For each individual who is a Company Applicant, a reporting company will have to provide:

  1. The individual’s name.
  2. Date of birth.
  3. Address - If the company applicant works in corporate formation—for example, as an attorney or corporate formation agent—then the reporting company must report the company applicant’s business address. Otherwise, the reporting company must report the company applicant’s residential address.
  4. An identifying number from an acceptable identification document such as a passport or U.S. driver’s license, and the name of the issuing state or jurisdiction of identification document.
  5. The reporting company will also have to report an image of the identification document used to obtain the identifying number in item 4.

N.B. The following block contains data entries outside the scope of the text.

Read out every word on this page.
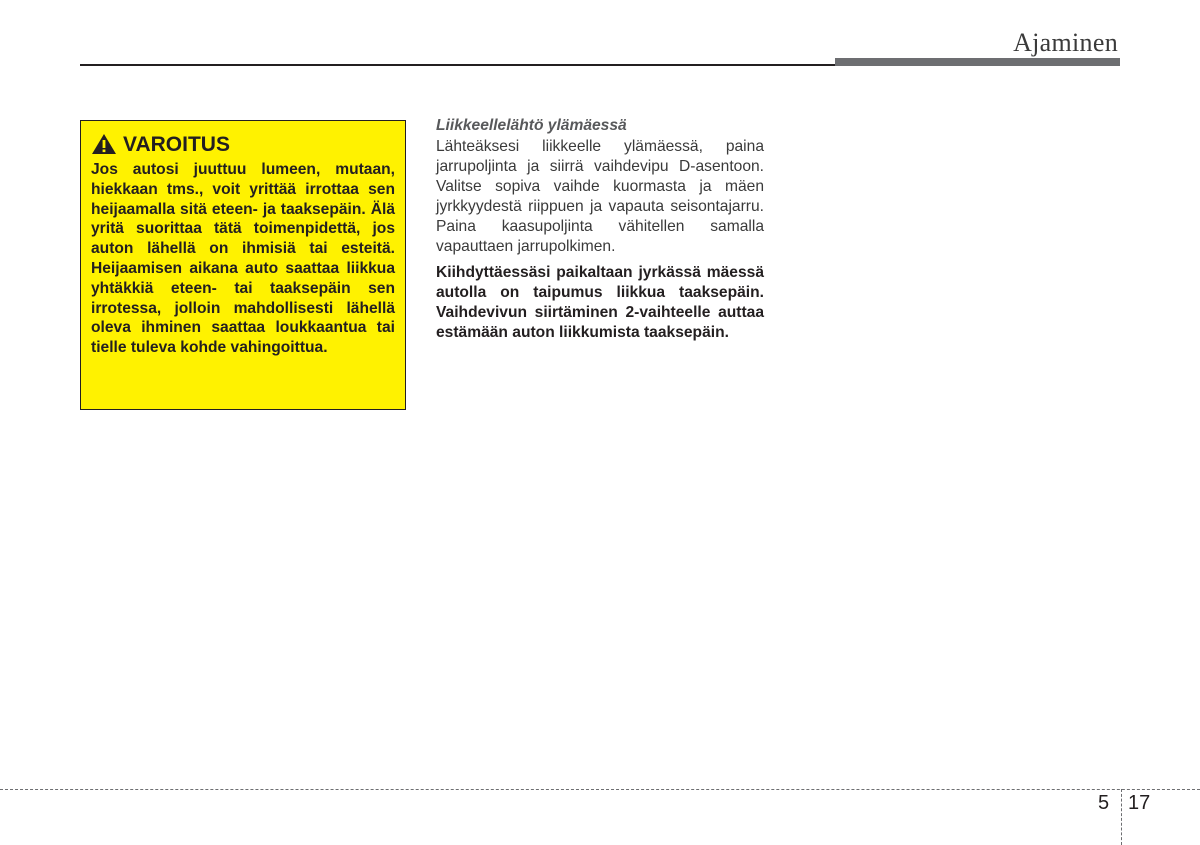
Ajaminen
VAROITUS
Jos autosi juuttuu lumeen, mutaan, hiekkaan tms., voit yrittää irrottaa sen heijaamalla sitä eteen- ja taaksepäin. Älä yritä suorittaa tätä toimenpidettä, jos auton lähellä on ihmisiä tai esteitä. Heijaamisen aikana auto saattaa liikkua yhtäkkiä eteen- tai taaksepäin sen irrotessa, jolloin mahdollisesti lähellä oleva ihminen saattaa loukkaantua tai tielle tuleva kohde vahingoittua.

Liikkeellelähtö ylämäessä

Lähteäksesi liikkeelle ylämäessä, paina jarrupoljinta ja siirrä vaihdevipu D-asentoon. Valitse sopiva vaihde kuormasta ja mäen jyrkkyydestä riippuen ja vapauta seisontajarru. Paina kaasupoljinta vähitellen samalla vapauttaen jarrupolkimen.

Kiihdyttäessäsi paikaltaan jyrkässä mäessä autolla on taipumus liikkua taaksepäin. Vaihdevivun siirtäminen 2-vaihteelle auttaa estämään auton liikkumista taaksepäin.

5 17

What Forms of ID are Accepted?

The only acceptable forms of identification are:

  • A non-expired U.S. driver’s license (including any driver’s licenses issued by a commonwealth, territory, or possession of the United States).
  • A non-expired identification document issued by a U.S. state or local government, or Indian Tribe.
  • A non-expired passport issued by the U.S. government.
  • A non-expired passport issued by a foreign government (only when an individual does not have one of the other three forms of identification listed above).

This new Beneficial Ownership Information Reporting rule is a big change for small businesses. Our advice is to do your own research, thoroughly, and determine what it means for you and your business. There is no rush, so don’t be pressured by predatory offers to get it filed fast! Take your time, learn about the new requirements, and make sure you file before your deadline.

There are a wealth of resources to help guide you, but if you feel unsure about reporting for any reason, we encourage you to seek legal counsel from a reputable business lawyer.



Disclaimer: The information provided in this article is for informational purposes only and should not be construed as financial or legal advice. Consult with a qualified professional for personalized guidance tailored to your specific situation.